Police patrol a street to prevent an opposition rally in Minsk, Belarus, on March 25, 2021. Belarusian journalist Lyubov Kasperovich was sentenced to 15 days' detention on May 17 for covering an opposition trial. (BelaPan via AP)

Tut.by reporter Lyubov Kasperovich sentenced to 15 days for covering trial

Vilnius, Lithuania, May 17, 2021 — Belarusian authorities must immediately release journalist Lyubov Kasperovich and stop persecuting members of the press for their work, the Committee to Protect Journalists said today.

Today, the Maskouvsky District Court in Minsk, the Belarusian capital, sentenced Kasperovich, a reporter for Belarusian independent news website Tut.by, to 15 days of detention, according to her employer and a report by the Belarusian Association of Journalists (BAJ), a local advocacy and trade organization. 

The court found Kasperovich guilty of participating in a “mass event” under article 24.23 of the country’s administrative code.

On May 14, Belarusian police detained Kasperovich near Minsk’s Oktyabrsky District Court, where she was covering the trial of a group of 12 young opposition supporters, Tut.by reported. She was detained after she left the court building, the report said.

“Authorities in Belarus must immediately stop detaining, jailing, or fining journalists who are covering trials and peaceful protests across the country, and release all journalists in custody,” said Gulnoza Said, CPJ’s Europe and Central Asia program coordinator, in New York. “Lyubov Kasperovich was simply doing her job, and throwing her behind bars won’t stop other journalists from reporting.”  

Dozens of journalists have been arrested for covering protests and other opposition activity since the August 2020 election, when President Aleksandr Lukashenko was reelected in a vote widely seen as fraudulent, as CPJ has documented

After her arrest, Kasperovich was held in Akrestsin detention center in Minsk for three days. In court today, she said that she and seven others were placed in a prison cell for three people, and had to sleep on bare boards with electric lights on, Tut.by reported.

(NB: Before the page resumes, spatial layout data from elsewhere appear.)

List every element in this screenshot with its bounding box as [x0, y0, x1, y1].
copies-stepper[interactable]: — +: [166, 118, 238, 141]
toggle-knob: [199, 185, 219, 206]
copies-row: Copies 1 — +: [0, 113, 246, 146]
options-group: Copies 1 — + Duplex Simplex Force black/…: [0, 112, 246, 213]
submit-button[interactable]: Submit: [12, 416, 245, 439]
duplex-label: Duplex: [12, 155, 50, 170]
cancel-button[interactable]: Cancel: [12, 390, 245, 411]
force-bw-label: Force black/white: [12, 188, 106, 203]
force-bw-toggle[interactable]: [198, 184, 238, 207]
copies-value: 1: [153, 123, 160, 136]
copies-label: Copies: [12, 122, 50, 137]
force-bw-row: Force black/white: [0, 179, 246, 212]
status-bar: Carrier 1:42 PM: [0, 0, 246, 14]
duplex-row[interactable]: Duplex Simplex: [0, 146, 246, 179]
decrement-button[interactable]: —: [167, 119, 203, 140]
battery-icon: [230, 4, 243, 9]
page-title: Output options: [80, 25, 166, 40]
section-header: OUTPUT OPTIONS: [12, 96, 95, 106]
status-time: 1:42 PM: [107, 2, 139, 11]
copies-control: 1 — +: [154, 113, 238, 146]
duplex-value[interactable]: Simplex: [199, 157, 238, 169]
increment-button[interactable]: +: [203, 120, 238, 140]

Kasperovich participated in the hearing via Skype from the detention center, and the connection was so poor it was difficult to understand the proceedings, according to BAJ and the Tut.by report.

Tut.by editor-in-chief Maryna Zolatava told CPJ via phone that Kasperovich was on assignment, and that she will appeal. She called the trial “a travesty.”

CPJ called Volha Chemodanova, the head of the press office of the Belarusian Ministry of Interior, several times but either no one answered or the line was busy.